Они были одногодками, но Левшин выглядел старше товарища. Он чуть сутулился, глядя себе под ноги с тем сосредоточенным и напряженным выражением скуластого, тронутого мелкими рябинками лица, какое бывает у хлебопашца, идущего по борозде за плугом.

«Баню бы истопить, — думал Левшин. — Попариться и чаю с малиной — милое дело». В другое время он, наверное, через минуту забыл бы о какой-то дурацкой простуде у своего спутника. Он вообще считал Полонского, который пришел в комсомольскую ячейку из коммерческого училища, плохо приспособленным к жизни. Но сейчас они были не просто товарищами, а боевой чекистской группой. Левшин был старшим, и это старшинство было дано ему трудным детством сироты и тяжелой работой поденщика. Он отвечал сразу за двоих и должен был во что бы ни стало выполнить задание.

«Дрянь дело, — думал Левшин. — Хуже не надо. Сляжет, и все. Куда с ним? Прикипим на хуторе. Хорошо, если мирно тут, а то ведь сцапают как котят». Оглядываясь, он тревожно всматривался в осунувшееся за день лицо Полонского. Они шли левадой. Тьма впереди и по сторонам сгущалась черно-лиловыми комками. Настороженно вздрагивали на ветру желтые хуторские огни.

Левшин не испытывал страха, но какая-то струнка все туже натягивалась, звенела в нем отголоском крика, застывшего на губах зарубленного бандитами чоновца. Наверное, этот чоновец когда-то был моряком. На груди у него, над правым соском, был наколот якорь, обвитый канатом. Рядом бандиты вырезали неровную, с пятью запекшимися лучами звезду. Чоновца привезли в Морозовскую на телеге, забрызганной грязью. Он был в одном исподнем, землисто-восковое лицо его строго и неподвижно глядело в небо…

«Ладно, — думал Левшин, — в случае чего живым не дамся. Живому у них делать нечего. Просто так не убьют… Может, еще обойдется. Бандитам сейчас тоже несладко. Глухов точно говорил: хана бандитам. Он обстановку лучше моего знает».

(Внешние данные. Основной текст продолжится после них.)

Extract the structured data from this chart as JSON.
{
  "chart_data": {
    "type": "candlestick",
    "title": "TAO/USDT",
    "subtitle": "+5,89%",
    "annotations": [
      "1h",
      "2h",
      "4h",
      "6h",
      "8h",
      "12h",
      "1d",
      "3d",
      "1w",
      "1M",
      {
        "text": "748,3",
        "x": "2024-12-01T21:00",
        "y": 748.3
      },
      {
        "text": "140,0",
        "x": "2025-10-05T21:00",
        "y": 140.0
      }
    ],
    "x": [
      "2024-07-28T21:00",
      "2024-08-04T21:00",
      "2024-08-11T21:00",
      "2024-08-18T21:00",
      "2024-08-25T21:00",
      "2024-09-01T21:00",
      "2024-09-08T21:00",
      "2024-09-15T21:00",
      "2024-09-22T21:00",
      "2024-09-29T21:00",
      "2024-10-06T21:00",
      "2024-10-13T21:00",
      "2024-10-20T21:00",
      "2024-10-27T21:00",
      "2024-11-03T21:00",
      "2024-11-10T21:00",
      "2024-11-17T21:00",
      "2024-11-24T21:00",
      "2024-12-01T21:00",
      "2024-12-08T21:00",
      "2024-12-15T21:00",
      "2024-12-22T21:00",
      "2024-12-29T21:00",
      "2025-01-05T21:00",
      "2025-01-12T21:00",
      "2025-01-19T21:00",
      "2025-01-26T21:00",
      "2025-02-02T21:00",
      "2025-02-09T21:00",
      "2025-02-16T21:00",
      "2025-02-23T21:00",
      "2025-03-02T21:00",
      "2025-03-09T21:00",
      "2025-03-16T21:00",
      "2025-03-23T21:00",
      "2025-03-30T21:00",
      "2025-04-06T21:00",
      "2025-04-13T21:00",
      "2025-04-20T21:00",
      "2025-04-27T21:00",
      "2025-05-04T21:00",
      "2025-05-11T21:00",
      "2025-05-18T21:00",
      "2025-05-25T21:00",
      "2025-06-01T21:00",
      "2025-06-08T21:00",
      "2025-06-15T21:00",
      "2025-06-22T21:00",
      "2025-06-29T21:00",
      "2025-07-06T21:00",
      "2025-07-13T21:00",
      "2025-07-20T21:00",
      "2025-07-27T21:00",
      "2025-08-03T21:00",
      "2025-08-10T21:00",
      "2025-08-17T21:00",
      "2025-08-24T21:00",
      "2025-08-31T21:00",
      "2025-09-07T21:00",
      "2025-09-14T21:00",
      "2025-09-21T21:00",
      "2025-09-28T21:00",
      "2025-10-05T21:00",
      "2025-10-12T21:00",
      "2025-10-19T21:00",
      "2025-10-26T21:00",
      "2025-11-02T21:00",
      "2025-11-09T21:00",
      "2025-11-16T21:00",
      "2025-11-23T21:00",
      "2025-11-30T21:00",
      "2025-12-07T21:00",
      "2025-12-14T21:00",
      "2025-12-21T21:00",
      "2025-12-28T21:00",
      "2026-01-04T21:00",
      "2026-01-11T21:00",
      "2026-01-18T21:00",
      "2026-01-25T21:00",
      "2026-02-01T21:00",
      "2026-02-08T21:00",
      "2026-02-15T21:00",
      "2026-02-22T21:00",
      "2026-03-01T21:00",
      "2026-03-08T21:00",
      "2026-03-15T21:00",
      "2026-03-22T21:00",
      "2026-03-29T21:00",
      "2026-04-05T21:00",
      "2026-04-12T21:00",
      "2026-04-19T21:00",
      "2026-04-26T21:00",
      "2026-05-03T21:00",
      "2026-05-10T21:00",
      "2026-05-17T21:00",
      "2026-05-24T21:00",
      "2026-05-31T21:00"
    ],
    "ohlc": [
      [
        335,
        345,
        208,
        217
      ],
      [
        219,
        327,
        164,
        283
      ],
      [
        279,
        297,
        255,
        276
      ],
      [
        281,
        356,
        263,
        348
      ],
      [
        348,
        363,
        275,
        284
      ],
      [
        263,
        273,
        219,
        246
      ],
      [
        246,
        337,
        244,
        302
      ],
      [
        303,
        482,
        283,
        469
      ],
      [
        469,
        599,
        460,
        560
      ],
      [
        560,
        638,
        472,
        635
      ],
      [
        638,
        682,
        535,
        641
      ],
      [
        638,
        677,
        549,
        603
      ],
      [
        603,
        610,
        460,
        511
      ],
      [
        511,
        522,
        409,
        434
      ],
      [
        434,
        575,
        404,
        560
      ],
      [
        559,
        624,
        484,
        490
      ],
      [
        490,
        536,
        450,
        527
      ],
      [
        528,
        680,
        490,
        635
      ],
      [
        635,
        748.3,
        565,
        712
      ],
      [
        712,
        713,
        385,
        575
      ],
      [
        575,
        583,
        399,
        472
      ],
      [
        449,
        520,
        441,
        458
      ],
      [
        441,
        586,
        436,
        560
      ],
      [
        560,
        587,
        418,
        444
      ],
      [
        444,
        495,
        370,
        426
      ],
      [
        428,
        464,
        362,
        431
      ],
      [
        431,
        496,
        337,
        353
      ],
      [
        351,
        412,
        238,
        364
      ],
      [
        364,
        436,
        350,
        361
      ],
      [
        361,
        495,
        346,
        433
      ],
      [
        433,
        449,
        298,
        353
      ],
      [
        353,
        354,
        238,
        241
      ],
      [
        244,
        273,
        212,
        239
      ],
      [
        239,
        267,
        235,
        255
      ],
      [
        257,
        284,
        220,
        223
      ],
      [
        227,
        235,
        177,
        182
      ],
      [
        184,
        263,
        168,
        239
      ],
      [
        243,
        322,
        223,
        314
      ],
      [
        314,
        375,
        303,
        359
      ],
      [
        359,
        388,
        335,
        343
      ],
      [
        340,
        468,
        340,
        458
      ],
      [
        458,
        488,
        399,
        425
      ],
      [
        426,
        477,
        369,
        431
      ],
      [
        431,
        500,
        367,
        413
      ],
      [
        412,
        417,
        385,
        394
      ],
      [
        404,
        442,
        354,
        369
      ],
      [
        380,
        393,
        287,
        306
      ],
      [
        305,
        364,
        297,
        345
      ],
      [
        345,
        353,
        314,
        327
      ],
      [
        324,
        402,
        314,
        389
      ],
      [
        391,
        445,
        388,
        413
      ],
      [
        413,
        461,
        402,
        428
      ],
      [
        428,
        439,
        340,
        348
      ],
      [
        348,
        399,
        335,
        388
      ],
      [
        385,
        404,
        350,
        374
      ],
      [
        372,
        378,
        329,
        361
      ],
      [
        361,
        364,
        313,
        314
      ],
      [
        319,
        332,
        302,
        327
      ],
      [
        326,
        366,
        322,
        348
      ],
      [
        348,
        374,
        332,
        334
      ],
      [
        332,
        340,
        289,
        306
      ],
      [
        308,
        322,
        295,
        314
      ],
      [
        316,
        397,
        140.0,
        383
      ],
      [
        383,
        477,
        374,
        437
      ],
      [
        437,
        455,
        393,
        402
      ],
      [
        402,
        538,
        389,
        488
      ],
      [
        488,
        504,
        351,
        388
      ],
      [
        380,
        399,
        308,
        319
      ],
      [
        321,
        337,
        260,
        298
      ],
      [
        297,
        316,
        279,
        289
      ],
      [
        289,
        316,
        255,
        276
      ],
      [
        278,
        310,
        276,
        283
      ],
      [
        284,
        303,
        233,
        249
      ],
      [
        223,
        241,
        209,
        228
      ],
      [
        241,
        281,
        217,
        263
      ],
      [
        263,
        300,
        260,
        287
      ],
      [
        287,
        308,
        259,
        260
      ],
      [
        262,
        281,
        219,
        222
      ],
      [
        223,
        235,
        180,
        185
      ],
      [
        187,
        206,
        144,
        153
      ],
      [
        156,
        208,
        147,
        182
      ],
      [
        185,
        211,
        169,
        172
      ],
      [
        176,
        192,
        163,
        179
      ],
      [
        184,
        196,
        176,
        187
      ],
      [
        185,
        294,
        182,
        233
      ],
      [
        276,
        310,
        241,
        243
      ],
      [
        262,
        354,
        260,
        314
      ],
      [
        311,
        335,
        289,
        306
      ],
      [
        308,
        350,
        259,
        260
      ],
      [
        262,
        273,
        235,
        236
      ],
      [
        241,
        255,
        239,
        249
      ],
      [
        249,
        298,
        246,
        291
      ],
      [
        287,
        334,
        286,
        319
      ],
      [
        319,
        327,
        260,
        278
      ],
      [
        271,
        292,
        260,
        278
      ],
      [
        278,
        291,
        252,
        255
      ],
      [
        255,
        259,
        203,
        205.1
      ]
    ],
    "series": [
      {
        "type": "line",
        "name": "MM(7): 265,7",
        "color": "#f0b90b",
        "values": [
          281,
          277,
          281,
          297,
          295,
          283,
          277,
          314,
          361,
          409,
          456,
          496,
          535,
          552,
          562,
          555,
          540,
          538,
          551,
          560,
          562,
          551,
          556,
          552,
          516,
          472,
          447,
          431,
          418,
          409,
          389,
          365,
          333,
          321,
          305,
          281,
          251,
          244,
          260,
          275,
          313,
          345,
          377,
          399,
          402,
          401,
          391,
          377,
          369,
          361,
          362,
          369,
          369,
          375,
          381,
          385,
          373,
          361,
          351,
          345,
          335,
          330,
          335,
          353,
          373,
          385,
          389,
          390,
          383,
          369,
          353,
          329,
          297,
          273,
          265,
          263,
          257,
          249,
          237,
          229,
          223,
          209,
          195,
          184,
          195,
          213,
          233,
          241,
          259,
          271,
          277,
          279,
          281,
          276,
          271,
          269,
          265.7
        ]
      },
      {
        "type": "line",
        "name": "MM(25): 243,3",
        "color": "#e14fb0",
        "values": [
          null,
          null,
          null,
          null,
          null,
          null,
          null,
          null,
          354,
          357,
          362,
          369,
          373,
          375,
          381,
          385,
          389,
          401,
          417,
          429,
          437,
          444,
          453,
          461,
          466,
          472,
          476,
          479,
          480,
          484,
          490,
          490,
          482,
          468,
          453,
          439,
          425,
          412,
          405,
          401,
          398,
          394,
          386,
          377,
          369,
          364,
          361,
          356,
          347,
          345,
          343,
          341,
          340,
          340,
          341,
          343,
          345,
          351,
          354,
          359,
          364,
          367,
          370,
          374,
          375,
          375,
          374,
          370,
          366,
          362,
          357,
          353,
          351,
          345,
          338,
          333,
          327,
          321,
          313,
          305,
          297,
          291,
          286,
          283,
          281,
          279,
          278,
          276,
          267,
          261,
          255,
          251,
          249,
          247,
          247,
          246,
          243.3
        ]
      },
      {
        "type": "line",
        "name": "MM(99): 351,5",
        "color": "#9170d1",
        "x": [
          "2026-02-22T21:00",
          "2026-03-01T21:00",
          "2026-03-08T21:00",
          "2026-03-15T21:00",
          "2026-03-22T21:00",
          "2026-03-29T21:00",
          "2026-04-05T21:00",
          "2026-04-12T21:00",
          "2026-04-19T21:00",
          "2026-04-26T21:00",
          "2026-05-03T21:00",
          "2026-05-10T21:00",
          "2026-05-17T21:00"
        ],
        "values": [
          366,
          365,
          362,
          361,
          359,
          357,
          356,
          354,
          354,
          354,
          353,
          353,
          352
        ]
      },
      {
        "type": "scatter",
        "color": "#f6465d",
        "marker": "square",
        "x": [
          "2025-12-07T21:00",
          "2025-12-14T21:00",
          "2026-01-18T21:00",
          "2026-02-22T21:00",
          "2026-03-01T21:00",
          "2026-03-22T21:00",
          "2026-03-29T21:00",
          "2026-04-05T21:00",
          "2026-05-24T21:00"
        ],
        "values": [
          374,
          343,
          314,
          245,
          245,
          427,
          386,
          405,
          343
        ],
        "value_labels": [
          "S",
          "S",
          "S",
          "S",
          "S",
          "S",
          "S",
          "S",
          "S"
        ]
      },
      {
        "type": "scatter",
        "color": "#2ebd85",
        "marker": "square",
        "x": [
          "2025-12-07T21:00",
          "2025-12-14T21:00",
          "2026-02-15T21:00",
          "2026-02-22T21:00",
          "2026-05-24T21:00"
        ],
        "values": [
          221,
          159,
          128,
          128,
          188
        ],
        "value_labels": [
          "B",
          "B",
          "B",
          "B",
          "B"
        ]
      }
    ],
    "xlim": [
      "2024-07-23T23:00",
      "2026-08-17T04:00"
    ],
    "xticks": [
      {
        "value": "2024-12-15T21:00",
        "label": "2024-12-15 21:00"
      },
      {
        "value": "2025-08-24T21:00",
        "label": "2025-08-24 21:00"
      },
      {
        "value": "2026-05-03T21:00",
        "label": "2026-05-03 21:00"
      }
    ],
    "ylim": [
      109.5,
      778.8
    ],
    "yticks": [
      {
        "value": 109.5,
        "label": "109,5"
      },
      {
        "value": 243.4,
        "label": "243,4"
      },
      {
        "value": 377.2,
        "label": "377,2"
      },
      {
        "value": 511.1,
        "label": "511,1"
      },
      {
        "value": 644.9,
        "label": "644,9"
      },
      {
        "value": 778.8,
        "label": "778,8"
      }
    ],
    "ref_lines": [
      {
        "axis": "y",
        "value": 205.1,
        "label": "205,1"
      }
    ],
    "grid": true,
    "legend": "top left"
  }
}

И Левшин снова вспоминал совещание партийного и комсомольского актива, созванное недавно окружкомом партии. Секретарь окружкома Глухов, пожилой, с лицом уставшего человека, говорил, опираясь рукой на край застеленного выцветшим кумачом стола:

— Сейчас обстановка складывается в нашу пользу. Отряды ЧК и ЧОНа сделали свое дело. Крупные банды разбиты, остались лишь мелкие разрозненные группы. Они прячутся по дальним хуторам, хоронятся на зимовниках, в глухих степных балках. Многие добровольно сдаются — истосковались по земле, по своим куреням…

— Перевертыши! — выкрикнул кто-то в заднем ряду. — Нет им веры! Отъедятся за зиму в своих куренях и опять начнут тосковать по нашей крови!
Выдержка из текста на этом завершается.